Charles is thought to have lived all his life in the Reddish area until he enlisted into the army. His family home was at Sykes Street. Between July and September 1901, he married Elizabeth Ann Brickhill and they lived at 34 Weston Street, South Reddish, with their four children. Originally, he had worked as a greengrocer but, more recently, had been employed at Hornsby's works.
He enlisted on 4 September 1914 and would have gone on active service with the Battalion on 25 September 1915. On the day he was killed, Charles and his mates were in trenches in the Ploegsteert sector of Belgium, just north of the French town of Armentieres.

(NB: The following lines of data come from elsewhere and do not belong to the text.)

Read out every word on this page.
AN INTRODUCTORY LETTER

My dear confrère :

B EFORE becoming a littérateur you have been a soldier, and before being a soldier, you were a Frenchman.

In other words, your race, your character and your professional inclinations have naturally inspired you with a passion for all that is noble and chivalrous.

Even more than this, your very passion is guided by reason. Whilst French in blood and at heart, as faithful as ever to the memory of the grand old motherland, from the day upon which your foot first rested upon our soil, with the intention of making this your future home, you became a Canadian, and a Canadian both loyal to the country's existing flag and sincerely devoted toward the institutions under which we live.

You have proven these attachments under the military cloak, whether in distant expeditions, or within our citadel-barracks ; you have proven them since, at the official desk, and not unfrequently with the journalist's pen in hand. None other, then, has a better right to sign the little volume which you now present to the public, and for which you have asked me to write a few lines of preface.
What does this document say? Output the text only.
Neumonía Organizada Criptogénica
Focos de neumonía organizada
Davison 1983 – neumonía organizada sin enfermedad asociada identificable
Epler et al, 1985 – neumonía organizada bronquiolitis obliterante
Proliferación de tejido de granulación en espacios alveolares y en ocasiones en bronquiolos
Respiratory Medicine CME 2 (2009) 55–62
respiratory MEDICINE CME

The Battalion's War Diary has a good record of the day - "Usual artillery activity during the day. After dark, the enemy's rifle fire was perceptibly heavier than usual. 9.30pm - An enemy patrol of 3 or 4 men were seen - on being fired on the patrol disappeared over the parapet. One man was seen by the use of a Very light to throw up his hands as if hit, whilst climbing over the parapet. 10.15pm - Heavy rifle and machine gun fire opened on trenches on our right by enemy. Our right company stood to arms and opened rapid fire on the enemy's parapet opposite. Two men were seen on enemy's parapet but disappeared under the heavy fire from our trenches. Enemy's fire, which previously had been brisk, was entirely silenced. A band was heard playing behind German lines."
During these exchanges, Charles had been shot.
His officer later wrote to Elizabeth "I am very grieved to have to write a letter with such sad news but it is my unfortunate duty to have to inform you that your husband was shot in the head, whilst on sentry duty and died shortly afterwards. The poor fellow suffered no pain whatever, the wound rendering him unconscious at once. We all, officers and men alike, deeply regret the sad happening and our sincerest sympathy is with you and your children in your loss."
The Battalion chaplain also wrote "I am sure it will comfort you to know that your husband is buried in a little cemetery reserved for soldiers and a cross bearing his name and Regiment and date of death will be placed over him". Two years later, Elizabeth arranged for an "in memorium" notice to be inserted in the Stockport Express, published on 20 December 1917.
"When alone in my sorrow and bitter tears flow
There stealeth a dream of two years ago
And, unknown to the world, he stands by my side
And whispers these words "death cannot divide"
In the early 1920s, when the War Graves Commission was collating its casualty information, Elizabeth was still living in the house she had shared with Charles but she had remarried and was now Elizabeth Taylor.